In a recent study, an international research team aimed to bridge the gap between this complexity and modern health care by constructing computational disease models of the altered gene interactions across many cell types at different time points. The researchers’ long-term goal is to develop such computational models into “digital twins” of individual patients’ diseases. Such medical digital twins might be used to tailor medication so that each patient could be treated with the right drug at the right time. Ideally, each twin could be matched with and treated with thousands of drugs in the computer, before actual treatment on the patient begins.
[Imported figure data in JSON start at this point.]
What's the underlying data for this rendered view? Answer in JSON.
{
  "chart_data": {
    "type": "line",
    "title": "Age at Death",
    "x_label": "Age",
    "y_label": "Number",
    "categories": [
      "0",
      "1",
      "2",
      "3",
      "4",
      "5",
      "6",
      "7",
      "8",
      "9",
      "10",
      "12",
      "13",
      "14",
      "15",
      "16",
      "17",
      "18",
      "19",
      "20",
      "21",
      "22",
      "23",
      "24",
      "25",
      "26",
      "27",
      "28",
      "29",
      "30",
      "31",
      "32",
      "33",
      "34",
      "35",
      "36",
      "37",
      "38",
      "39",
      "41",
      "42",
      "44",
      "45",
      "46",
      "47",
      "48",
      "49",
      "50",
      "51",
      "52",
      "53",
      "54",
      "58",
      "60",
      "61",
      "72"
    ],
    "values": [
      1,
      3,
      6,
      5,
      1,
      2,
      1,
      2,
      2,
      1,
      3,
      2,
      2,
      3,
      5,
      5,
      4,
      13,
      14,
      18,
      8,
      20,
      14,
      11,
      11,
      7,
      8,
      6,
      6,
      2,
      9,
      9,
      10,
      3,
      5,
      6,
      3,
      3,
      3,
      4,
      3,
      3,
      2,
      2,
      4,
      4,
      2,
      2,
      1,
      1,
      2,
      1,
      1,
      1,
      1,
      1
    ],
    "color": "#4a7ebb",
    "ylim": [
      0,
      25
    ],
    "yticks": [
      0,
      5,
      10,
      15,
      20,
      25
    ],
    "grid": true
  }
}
The researchers started by developing methods to construct digital twins of patients with hay fever. They used a technique, single-cell RNA sequencing, to determine all gene activity in each of thousands of individual immune cells — more specifically white blood cells. Since these interactions between genes and cell types may differ between different time points in the same patient, the researchers measured gene activity at different time points before and after stimulating white blood cells with pollen.

In order to construct computer models of all the data, the researchers used network analyses. Networks can be used to describe and analyse complex systems. For example, a football team could be analysed as a network based on the passes between the players. The player that passes most to other players during the whole match may be most important in that network. Similar principles were applied to construct the computer models, or “twins,” as well as to identify the most important disease protein.

In the current study, the researchers found that multiple proteins and signalling cascades were important in seasonal allergies, and that these varied greatly across cell types and at different stages of the disease.

“We can see that these are extremely complicated changes that occur in different phases of a disease. The variation between different times points means that you have to treat the patient with the right medicine at the right time,” says Dr Mikael Benson, professor at Linköping University, who led the study.

Finally, the researchers identified the most important protein in the twin model of hay fever. They show that inhibiting this protein, called PDGF-BB, in experiments with cells was more effective than using a known allergy drug directed against another protein, called IL-4.

The study also demonstrated that the methods could potentially be applied to give the right treatment at the right time in other immunological diseases, like rheumatism or inflammatory bowel diseases. Clinical implementation will require international collaborations between universities, hospitals and companies.

The study is based on an interdisciplinary collaboration between 15 researchers in Sweden, the US, Korea and China. The research has received financial support from the EU, NIH, the Swedish and Nordic Research Councils, and the Swedish Cancer Society.